Statesman Editorial Kisses AMD Ass

It was a little disturbing to open the Austin American-Statesman this morning and read an editorial advocating allowing AMD to do whatever it pleases as long as it’s defeating its archrival Intel and fomenting the Austin economy:

It is gratifying that AMD is performing so well, given its long presence and high profile in Austin. Part of AMD’s success was based on its Opteron microchip, a high-performance chip that was largely designed in Austin. And Austin will benefit from AMD’s success.

AMD has been a civic-minded company for as long as it has had a presence in Austin, showing up strong in philanthropy and community participation. The company’s surprising performance means that Austin will be in the ring for a heavy-weight bout between two leading microprocessor manufacturers.

Later on, the editorial draws a comparison between Intel and the SOS Alliance and other environmental groups fighting the Lantana site.

AMD is not only battling Intel, it is fighting for its new campus in Southwest Austin. Environmentalists, led by the Save Our Springs Alliance, have targeted the proposed project as unsafe for the aquifer and Barton Springs and are pressuring AMD to abandon its proposal.

Ruiz has said the planned headquarters complex will consolidate AMD’s workforce, cut down on driving time and pollution, and be one of the most environmentally sensitive developments in Central Texas.

Those are powerful arguments, and most of the community, including nearby Oak Hill, support AMD’s project.

Translation: “Oh, you big strong company. You are so handsome and powerful. *swoon* Keep fighting those green hippy bastards!”

This AMD-at-any-price civic boosterism belies a newspaper’s role as an investigative resource.

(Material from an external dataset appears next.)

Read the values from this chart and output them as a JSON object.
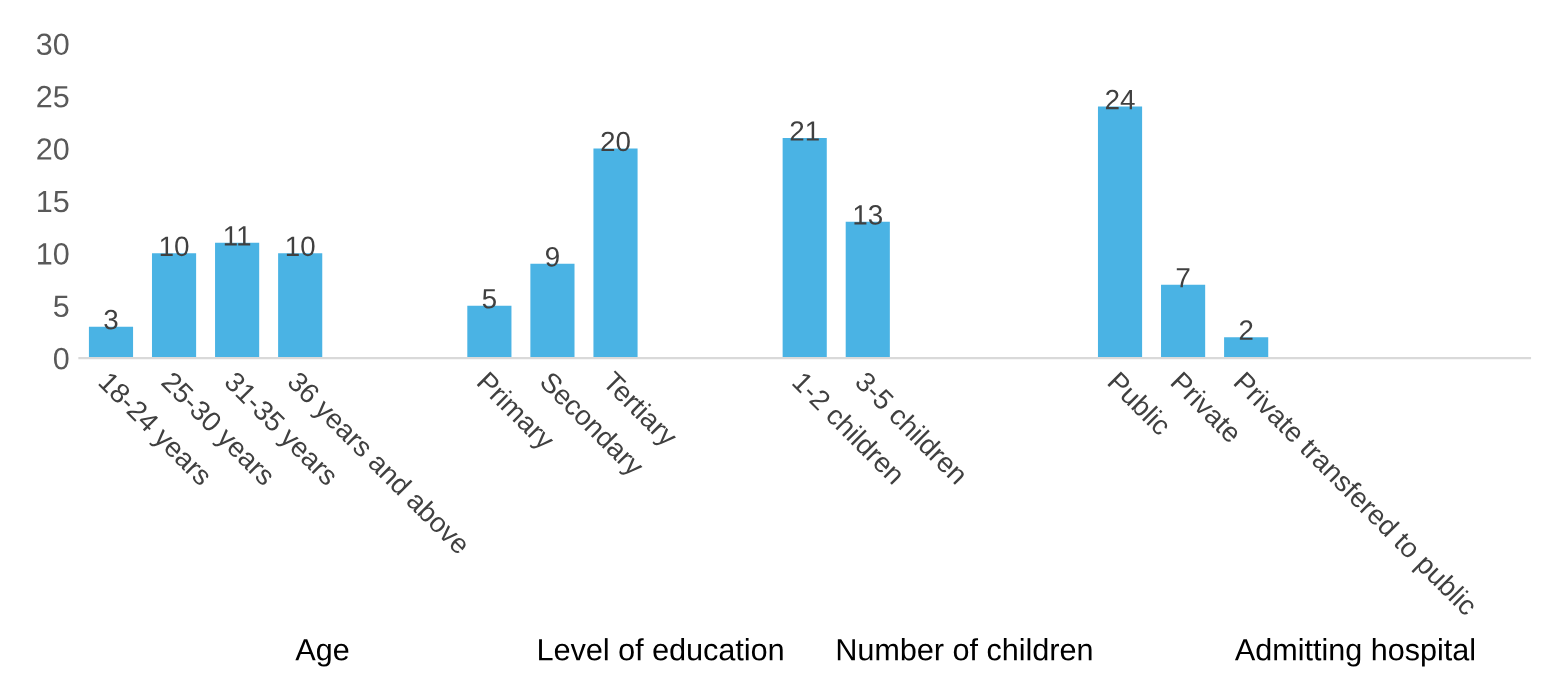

As the photos in this AustinAction Sanity Island post show, Stefan Wray has already discovered significant sediment deposits from contractors preparing to build at the AMD work site.

In its series of articles on Barton Springs being contaminated by tar sealants, the Statesman was quick to sound the alarm of environmental contamination. Now AMD is getting a free pass as long as it’s fueling the Austin economy? As Mike Dahmus noted in this post, the RealEstatesman has a history of being lenient on Hector Ruiz and AMD.

2 Comments so far

  1. harold (unregistered) on January 20th, 2006 @ 1:05 pm

    The Statesman has been kissing Hector’s ass since AMD made its announcement about moving to Lantana.

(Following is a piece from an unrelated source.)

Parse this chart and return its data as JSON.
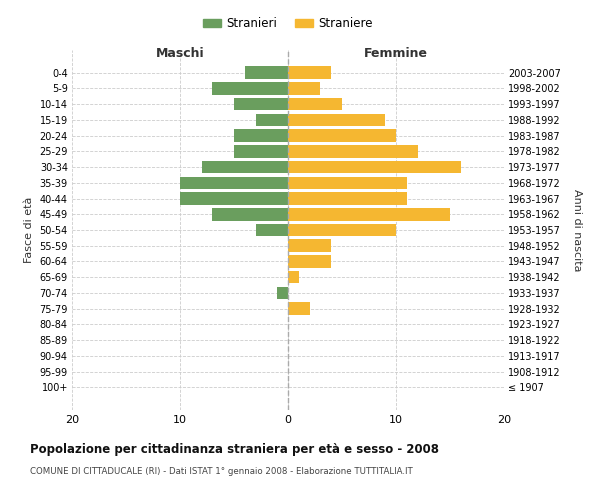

    Now, Austin citizens who want to protect Barton Springs and water quality in general have been labeled as some sort of competitor to a global computer chip manufacturer.

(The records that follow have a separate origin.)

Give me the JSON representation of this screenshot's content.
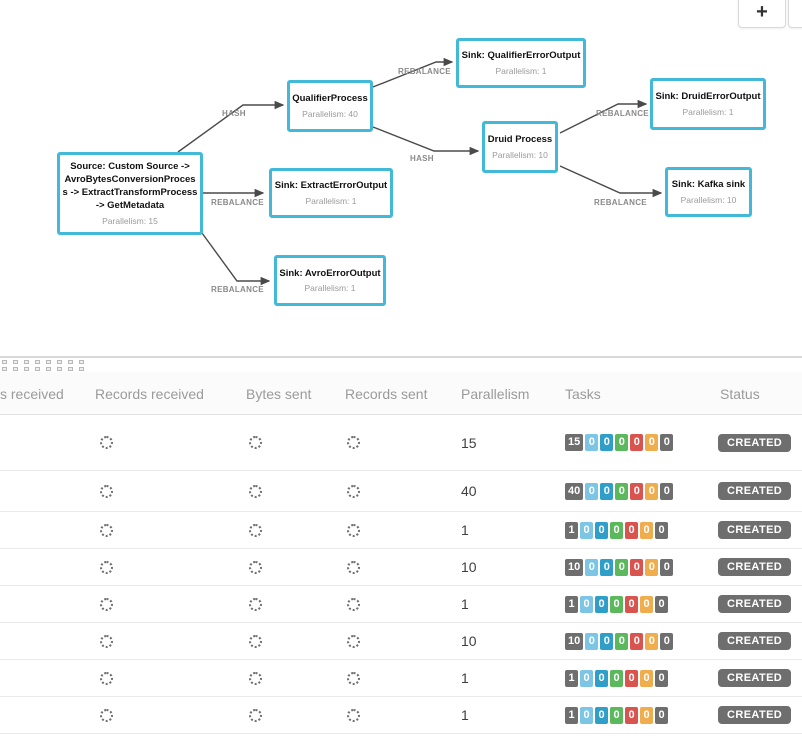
{
  "zoom_controls": {
    "zoom_in_label": "+",
    "zoom_out_label": "−"
  },
  "graph": {
    "nodes": [
      {
        "name": "Source: Custom Source -> AvroBytesConversionProcess -> ExtractTransformProcess -> GetMetadata",
        "parallelism": "Parallelism: 15"
      },
      {
        "name": "QualifierProcess",
        "parallelism": "Parallelism: 40"
      },
      {
        "name": "Sink: QualifierErrorOutput",
        "parallelism": "Parallelism: 1"
      },
      {
        "name": "Druid Process",
        "parallelism": "Parallelism: 10"
      },
      {
        "name": "Sink: DruidErrorOutput",
        "parallelism": "Parallelism: 1"
      },
      {
        "name": "Sink: Kafka sink",
        "parallelism": "Parallelism: 10"
      },
      {
        "name": "Sink: ExtractErrorOutput",
        "parallelism": "Parallelism: 1"
      },
      {
        "name": "Sink: AvroErrorOutput",
        "parallelism": "Parallelism: 1"
      }
    ],
    "edge_labels": [
      "HASH",
      "REBALANCE",
      "HASH",
      "REBALANCE",
      "REBALANCE",
      "REBALANCE",
      "REBALANCE"
    ]
  },
  "table": {
    "headers": [
      "s received",
      "Records received",
      "Bytes sent",
      "Records sent",
      "Parallelism",
      "Tasks",
      "Status"
    ],
    "rows": [
      {
        "parallelism": "15",
        "tasks": [
          "15",
          "0",
          "0",
          "0",
          "0",
          "0",
          "0"
        ],
        "status": "CREATED"
      },
      {
        "parallelism": "40",
        "tasks": [
          "40",
          "0",
          "0",
          "0",
          "0",
          "0",
          "0"
        ],
        "status": "CREATED"
      },
      {
        "parallelism": "1",
        "tasks": [
          "1",
          "0",
          "0",
          "0",
          "0",
          "0",
          "0"
        ],
        "status": "CREATED"
      },
      {
        "parallelism": "10",
        "tasks": [
          "10",
          "0",
          "0",
          "0",
          "0",
          "0",
          "0"
        ],
        "status": "CREATED"
      },
      {
        "parallelism": "1",
        "tasks": [
          "1",
          "0",
          "0",
          "0",
          "0",
          "0",
          "0"
        ],
        "status": "CREATED"
      },
      {
        "parallelism": "10",
        "tasks": [
          "10",
          "0",
          "0",
          "0",
          "0",
          "0",
          "0"
        ],
        "status": "CREATED"
      },
      {
        "parallelism": "1",
        "tasks": [
          "1",
          "0",
          "0",
          "0",
          "0",
          "0",
          "0"
        ],
        "status": "CREATED"
      },
      {
        "parallelism": "1",
        "tasks": [
          "1",
          "0",
          "0",
          "0",
          "0",
          "0",
          "0"
        ],
        "status": "CREATED"
      }
    ]
  },
  "colors": {
    "node_border": "#43b9d8",
    "edge": "#4a4a4a",
    "edge_label": "#8a8a8a",
    "badge_colors": [
      "#6e6e6e",
      "#7cc5e4",
      "#2f9ec9",
      "#5cb85c",
      "#d9534f",
      "#f0ad4e",
      "#6e6e6e"
    ],
    "status_badge": "#6e6e6e"
  }
}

    AMD can build as “green” as they want. They can buy Austin Greenchoice energy, they can install solar panels and plant freakin’ banana trees on their roof as far as I am concerned. It does not change the fact that moving 2,000-3,000 employees into Austin’s water quality protection areas is just plain wrong. Why don’t people understand that the first step in building green is to choose an appropriate location? AMD failed at step one. How can the Statesman justify printing “…and be one of the most environmentally sensitive developments in Central Texas”?

    There are 16,539 signatures right now over at http://austinaction.org/petition.php?pet_id=AMD asking AMD to reconsider their move. Nearly 1,500 of those signatures are from Southwest Austin. Yet, the Statesman claims that most of the community supports AMD’s project. Where is their justification for this claim?


  2. M1EK (unregistered) on January 20th, 2006 @ 1:46 pm

    Harold’s nailed it. And, by the way, the move has nothing to do with shortening employee commutes (which it won’t) but everything to do with shortening the CEO’s commute (he lives in the Barton Creek Country Club area).